Command line usage for peptides is simple, and takes the following form:

pygen-structures SEQUENCE -o OUTPUT_PREFIX

Sequences are specified using the one letter protein code by default, and terminal patches can be supplied by using hyphens as delimiters (e.g. NNEU-AFK-CT2, note that both termini must be supplied). D-amino acids need only be preceded by a lowercase ‘d’ (e.g. dA for D-alanine).

OUTPUT_PREFIX.psf and OUTPUT_PREFIX.pdb are created. If -o is not specified, the content of the .pdb file is written to stdout and no .psf file is generated.

The histidine form used can be set using --histidine, and defaults to HSE (neutral form with proton on N).

Patches can be supplied using --patches, the name of the patch, and the 0-based indices the patch is to be applied to (or strings 'FIRST'/ 'LAST' to refer to the first and last residue). See the note below on the difference between FIRST and 0 / LAST and -1.

To generate more complex structures, such as sugars, the residue names should be supplied (hyphen delimited) and the -u/--use-charmm-names option selected.

--name and --segid control the names given in the COMPND record and the segment ID (4 character max) respectively.

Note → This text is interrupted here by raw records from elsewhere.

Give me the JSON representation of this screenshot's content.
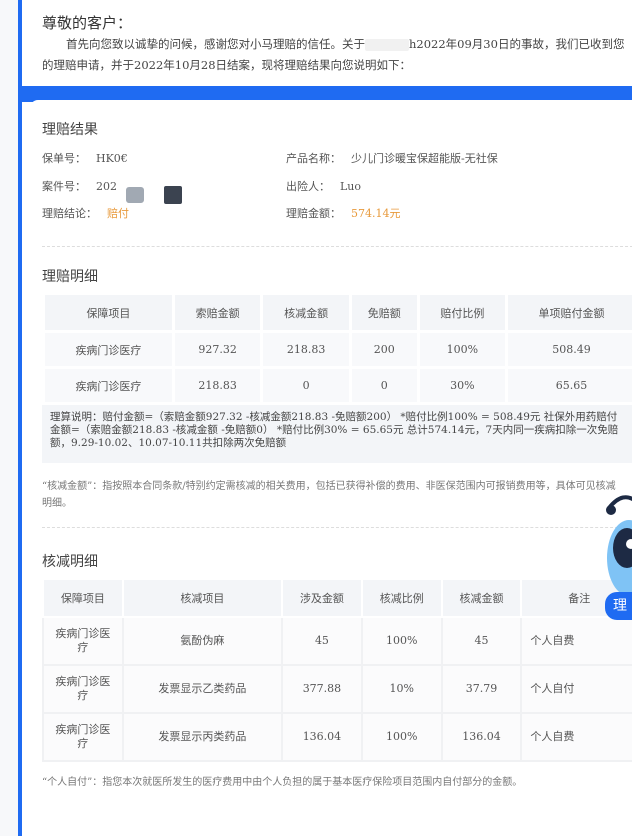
{
  "header": {
    "greeting": "尊敬的客户：",
    "intro_part1": "首先向您致以诚挚的问候，感谢您对小马理赔的信任。关于",
    "intro_part2": "h2022年09月30日的事故，我们已收到您的理赔申请，并于2022年10月28日结案，现将理赔结果向您说明如下："
  },
  "result": {
    "title": "理赔结果",
    "policy_label": "保单号：",
    "policy_value": "HK0€",
    "product_label": "产品名称：",
    "product_value": "少儿门诊暖宝保超能版-无社保",
    "case_label": "案件号：",
    "case_value": "202",
    "insured_label": "出险人：",
    "insured_value": "Luo",
    "conclusion_label": "理赔结论：",
    "conclusion_value": "赔付",
    "amount_label": "理赔金额：",
    "amount_value": "574.14元",
    "accent_color": "#e89a3c"
  },
  "detail": {
    "title": "理赔明细",
    "headers": [
      "保障项目",
      "索赔金额",
      "核减金额",
      "免赔额",
      "赔付比例",
      "单项赔付金额"
    ],
    "rows": [
      [
        "疾病门诊医疗",
        "927.32",
        "218.83",
        "200",
        "100%",
        "508.49"
      ],
      [
        "疾病门诊医疗",
        "218.83",
        "0",
        "0",
        "30%",
        "65.65"
      ]
    ],
    "calc": "理算说明：赔付金额=（索赔金额927.32 -核减金额218.83 -免赔额200） *赔付比例100% = 508.49元 社保外用药赔付金额=（索赔金额218.83 -核减金额 -免赔额0） *赔付比例30% = 65.65元 总计574.14元，7天内同一疾病扣除一次免赔额，9.29-10.02、10.07-10.11共扣除两次免赔额",
    "note": "“核减金额”：指按照本合同条款/特别约定需核减的相关费用，包括已获得补偿的费用、非医保范围内可报销费用等，具体可见核减明细。"
  },
  "deduction": {
    "title": "核减明细",
    "headers": [
      "保障项目",
      "核减项目",
      "涉及金额",
      "核减比例",
      "核减金额",
      "备注"
    ],
    "rows": [
      [
        "疾病门诊医疗",
        "氨酚伪麻",
        "45",
        "100%",
        "45",
        "个人自费"
      ],
      [
        "疾病门诊医疗",
        "发票显示乙类药品",
        "377.88",
        "10%",
        "37.79",
        "个人自付"
      ],
      [
        "疾病门诊医疗",
        "发票显示丙类药品",
        "136.04",
        "100%",
        "136.04",
        "个人自费"
      ]
    ],
    "note": "“个人自付”：指您本次就医所发生的医疗费用中由个人负担的属于基本医疗保险项目范围内自付部分的金额。"
  },
  "mascot": {
    "button_label": "理"
  },
  "colors": {
    "brand": "#1f6bf2"
  }
}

What’s Special About FIRST and LAST?

If patches are specified as being applied to 'FIRST' or 'LAST' rather than 0 or -1, the default first/last patch is not applied. This is to distinguish between cases where a different terminal patch is being applied (such as if protein patch CT2 was being applied instead of CTER) and cases where patches just happen to affect the first or last residue.


To produce a simple peptide sequence, the one letter code can be used. To produce the peptide HIS-GLU-TYR, creating HEY.psf and HEY.pdb:

pygen-structures HEY -o HEY

Supposing we think that histidine should be protonated, we can change the protonation state of histidine by specifying a different histidine form:

pygen-structures HEY -o HEY --histidine HSP

Or simply use the three letter residue codes by using the -u flag:

pygen-structures -u HSP-GLU-TYR -o HEY

Looking at non-protein examples, we could create the trisaccharide raffinose. This requires the use of the residue codes and a patch. The default segment ID, PROT, is less applicable here, so we can specify that with the --segid option, and set the name in the COMPND header using --name. The following command produces RAFF.psf and RAFF.pdb:

pygen-structures -u AGLC-BFRU-AGAL --patches RAFF 0 1 2 --segid RAFF --name Raffinose -o RAFF

We can also make glycopeptides. To link alpha-glucose to an arginine residue (in this case, from an ALA-ASN-ALA peptide), we can use the NGLA patch. Note that because the protein residue is not the last in the chain, we have to apply the C-terminus patch manually:

pygen-structures -u ALA-ASN-ALA-AGLC --patches CTER -2 NGLA 1 -1 -o ANA-NAGLC

By default, if parameters are missing then the files are not created and the missing parameters are written to stdout. Using the -v flag will disable verification:

$ # Note that this is fixed in v0.2.3, and will now pass verification
$ pygen-structures AdP -o AdP
Missing parameters:
bonds {('CPD1', 'CC')}
$ pygen-structures -v AdP -o AdP

A different CHARMM distribution can be loaded using the -t option, with the path to the folder. pygen-structures ships with the latest CHARMM distribution (July 2019) at the time of writing, with some modifications to correct the D-amino acid parameters (these modifications are highlighted in the toppar README). The function which parses the folder will pick the latest versions of the parameter and topology files (36 over 27, 36m over 36), so if you plan on using an older version of the forcefield (this is not recommended) you will have to remove the newer versions and change the file extensions to match the current conventions (.rtf for topology files and, .prm for parameter files).